Bonelli & Associates was able to secure an initial PPP loan of around $ 25,000 and also helped many clients in the process, he said. But the second round was not that easy. His claim – and those of many clients – was still pending when the SBA ran out of funds.

“They just seemed to change the rules every day,” Bonelli said, adding that changing the rules and the extra hoops to go through made the process long and complicated. He started his candidacy in early March.

I don’t think anyone in the industry expected this change last week.
Toby Scam
Founder and CEO of Womply

“I’m trying to give everyone, you know, a reason not to pop a joint the whole process,” he said, discussing why it was so difficult this time around.

Lenders also said a lack of guidance from the SBA made things more complicated.

“We could have stopped applications and we could have better informed our clients,” said Arora, adding that Biz2credit had slowed down but not stopped new applications before the program deadline.

More transparent information would have helped some borrowers who delayed tax filing applications first, or took some time to download all documents, he said.

Other options available

Granted, there is still some hope for companies that missed the general pool – the SBA has set aside around $ 8 billion for applications from community financial institutions. Until the end of May, or until the money set aside is exhausted, the program will only accept new applications from these organizations.

This means that companies could cancel their pending loans and reapply with such an institution in the hope of being able to secure some of the financing.

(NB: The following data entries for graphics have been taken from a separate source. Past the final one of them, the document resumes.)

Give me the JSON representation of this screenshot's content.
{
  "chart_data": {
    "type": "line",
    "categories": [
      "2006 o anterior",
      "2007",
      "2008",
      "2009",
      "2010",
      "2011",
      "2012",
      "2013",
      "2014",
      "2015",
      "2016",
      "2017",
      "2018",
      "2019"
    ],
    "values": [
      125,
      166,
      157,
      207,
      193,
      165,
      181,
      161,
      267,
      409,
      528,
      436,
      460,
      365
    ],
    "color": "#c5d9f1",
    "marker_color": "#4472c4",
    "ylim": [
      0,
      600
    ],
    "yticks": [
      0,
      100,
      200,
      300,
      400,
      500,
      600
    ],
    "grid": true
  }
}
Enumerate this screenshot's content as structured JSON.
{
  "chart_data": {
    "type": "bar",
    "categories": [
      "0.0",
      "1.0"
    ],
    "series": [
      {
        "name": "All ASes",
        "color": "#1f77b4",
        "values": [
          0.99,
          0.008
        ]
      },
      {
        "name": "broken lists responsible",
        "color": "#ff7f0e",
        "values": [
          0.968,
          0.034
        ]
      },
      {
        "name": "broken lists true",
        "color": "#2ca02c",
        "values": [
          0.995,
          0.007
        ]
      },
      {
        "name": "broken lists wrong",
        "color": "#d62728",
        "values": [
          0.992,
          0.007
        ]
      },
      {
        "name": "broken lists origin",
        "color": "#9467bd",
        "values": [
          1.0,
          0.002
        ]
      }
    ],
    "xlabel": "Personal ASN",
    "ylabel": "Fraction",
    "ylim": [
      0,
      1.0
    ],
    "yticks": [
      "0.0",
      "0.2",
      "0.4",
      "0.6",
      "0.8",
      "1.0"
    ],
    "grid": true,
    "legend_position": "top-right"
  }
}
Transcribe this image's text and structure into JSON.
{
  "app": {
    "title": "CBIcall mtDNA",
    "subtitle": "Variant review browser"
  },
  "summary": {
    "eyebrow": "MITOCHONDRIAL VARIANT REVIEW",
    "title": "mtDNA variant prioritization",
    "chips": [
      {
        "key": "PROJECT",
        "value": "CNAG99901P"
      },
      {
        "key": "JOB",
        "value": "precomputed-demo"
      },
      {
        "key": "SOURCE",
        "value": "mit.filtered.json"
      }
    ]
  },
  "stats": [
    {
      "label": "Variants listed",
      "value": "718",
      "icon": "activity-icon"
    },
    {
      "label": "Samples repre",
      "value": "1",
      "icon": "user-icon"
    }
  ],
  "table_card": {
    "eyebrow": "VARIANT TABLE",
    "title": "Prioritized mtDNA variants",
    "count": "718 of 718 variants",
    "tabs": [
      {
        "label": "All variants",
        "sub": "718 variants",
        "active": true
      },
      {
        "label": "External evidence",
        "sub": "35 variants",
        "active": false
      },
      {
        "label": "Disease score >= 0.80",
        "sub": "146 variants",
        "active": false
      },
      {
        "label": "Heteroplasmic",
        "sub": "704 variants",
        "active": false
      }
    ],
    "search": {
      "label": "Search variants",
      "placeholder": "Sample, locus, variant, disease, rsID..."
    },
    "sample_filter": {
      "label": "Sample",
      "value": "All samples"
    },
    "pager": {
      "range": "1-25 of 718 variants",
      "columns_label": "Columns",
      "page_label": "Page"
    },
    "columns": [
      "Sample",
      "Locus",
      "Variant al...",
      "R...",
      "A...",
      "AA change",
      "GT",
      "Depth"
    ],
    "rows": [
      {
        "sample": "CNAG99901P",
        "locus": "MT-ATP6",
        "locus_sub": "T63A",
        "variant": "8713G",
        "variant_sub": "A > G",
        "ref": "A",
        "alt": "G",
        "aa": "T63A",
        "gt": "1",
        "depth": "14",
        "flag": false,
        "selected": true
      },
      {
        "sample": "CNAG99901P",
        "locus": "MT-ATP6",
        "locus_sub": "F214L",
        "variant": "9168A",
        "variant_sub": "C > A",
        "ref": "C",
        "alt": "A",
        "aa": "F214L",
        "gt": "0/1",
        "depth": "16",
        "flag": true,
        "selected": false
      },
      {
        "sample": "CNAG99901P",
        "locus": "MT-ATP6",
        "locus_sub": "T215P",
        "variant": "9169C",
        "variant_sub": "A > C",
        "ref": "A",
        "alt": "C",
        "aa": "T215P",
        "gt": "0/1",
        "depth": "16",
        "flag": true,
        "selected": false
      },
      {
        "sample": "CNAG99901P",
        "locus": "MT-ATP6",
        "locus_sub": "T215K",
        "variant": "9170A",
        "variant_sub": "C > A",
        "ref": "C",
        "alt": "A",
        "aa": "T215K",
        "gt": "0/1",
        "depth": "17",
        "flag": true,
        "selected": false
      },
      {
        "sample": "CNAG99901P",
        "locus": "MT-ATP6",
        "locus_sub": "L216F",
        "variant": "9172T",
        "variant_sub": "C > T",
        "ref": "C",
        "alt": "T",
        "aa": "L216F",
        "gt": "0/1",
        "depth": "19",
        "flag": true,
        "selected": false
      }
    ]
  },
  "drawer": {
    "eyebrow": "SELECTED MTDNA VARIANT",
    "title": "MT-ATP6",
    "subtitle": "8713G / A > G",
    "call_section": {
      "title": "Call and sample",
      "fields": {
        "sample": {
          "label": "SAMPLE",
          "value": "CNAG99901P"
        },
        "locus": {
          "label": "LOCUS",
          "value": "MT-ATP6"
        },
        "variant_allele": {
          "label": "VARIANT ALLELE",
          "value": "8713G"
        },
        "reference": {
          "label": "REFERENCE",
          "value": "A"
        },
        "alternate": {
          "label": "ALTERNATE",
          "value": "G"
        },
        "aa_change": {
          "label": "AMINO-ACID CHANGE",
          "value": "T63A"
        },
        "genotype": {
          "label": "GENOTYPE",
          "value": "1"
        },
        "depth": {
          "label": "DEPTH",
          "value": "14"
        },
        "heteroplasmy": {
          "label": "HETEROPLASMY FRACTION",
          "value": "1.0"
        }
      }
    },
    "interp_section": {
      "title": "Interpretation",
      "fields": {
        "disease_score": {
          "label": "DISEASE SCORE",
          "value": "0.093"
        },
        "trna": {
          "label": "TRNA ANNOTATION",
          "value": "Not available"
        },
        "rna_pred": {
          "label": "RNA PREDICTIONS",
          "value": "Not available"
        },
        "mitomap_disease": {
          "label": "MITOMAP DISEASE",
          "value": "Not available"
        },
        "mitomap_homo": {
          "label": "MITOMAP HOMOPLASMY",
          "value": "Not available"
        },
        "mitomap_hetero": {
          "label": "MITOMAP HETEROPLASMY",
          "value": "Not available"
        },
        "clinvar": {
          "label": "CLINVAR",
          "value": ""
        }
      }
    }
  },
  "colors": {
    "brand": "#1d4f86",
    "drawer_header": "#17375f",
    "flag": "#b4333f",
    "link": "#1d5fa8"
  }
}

There are other SBA programs that businesses can apply to. If eligible, businesses can apply for the New Restaurant Revitalization Fund or the Shuttered Venue Operators grant program. And, the SBA still offers economic disaster loans.

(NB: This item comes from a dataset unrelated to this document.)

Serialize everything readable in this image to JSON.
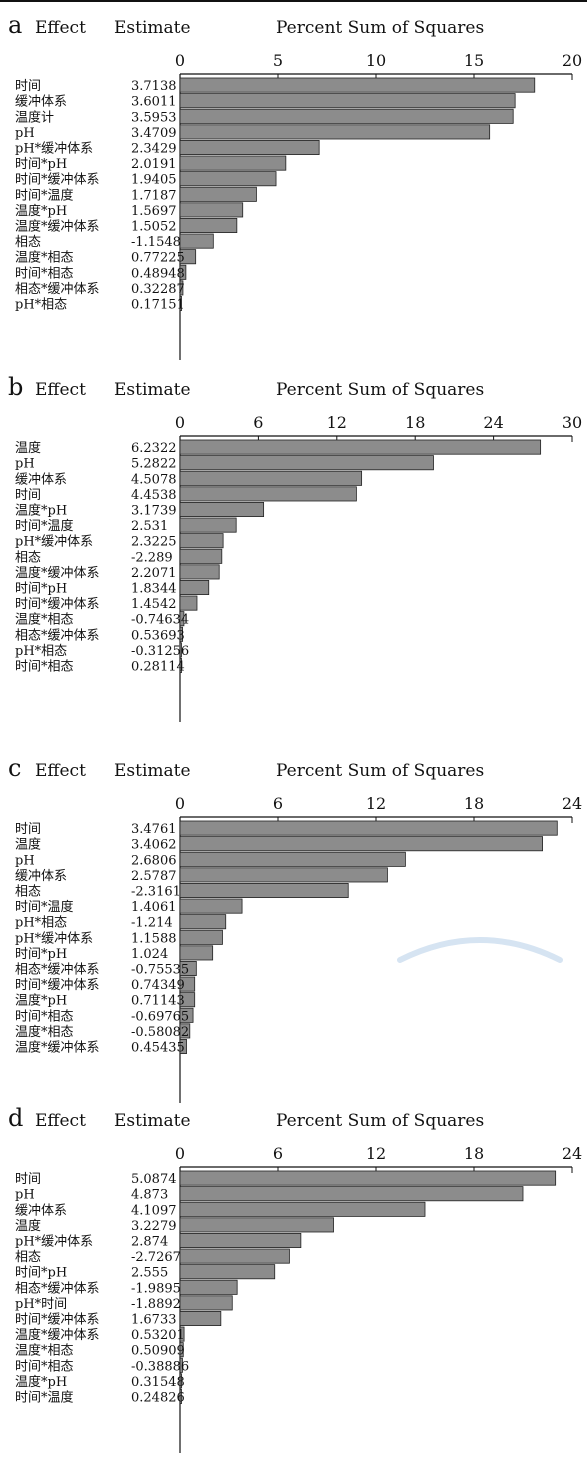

But some businesses do not qualify for the new, more targeted programs and may already qualify for EIDL loans.

Carey Yazeed, who runs Shero Productions LLC., A change management agency based outside of New Orleans, applied for a second PPP loan in mid-March.

When the PPP funding ran out in May, she was still trying to correct an error code on her application. Kabbage, the duty officer she applied through, put her social security number on the documents instead of her employer identification number, she said.

She missed about $ 12,000 in funding, she estimates. She is not eligible for new grant programs.

“I tried not to cry,” she said. “It wasn’t a mistake on my part.”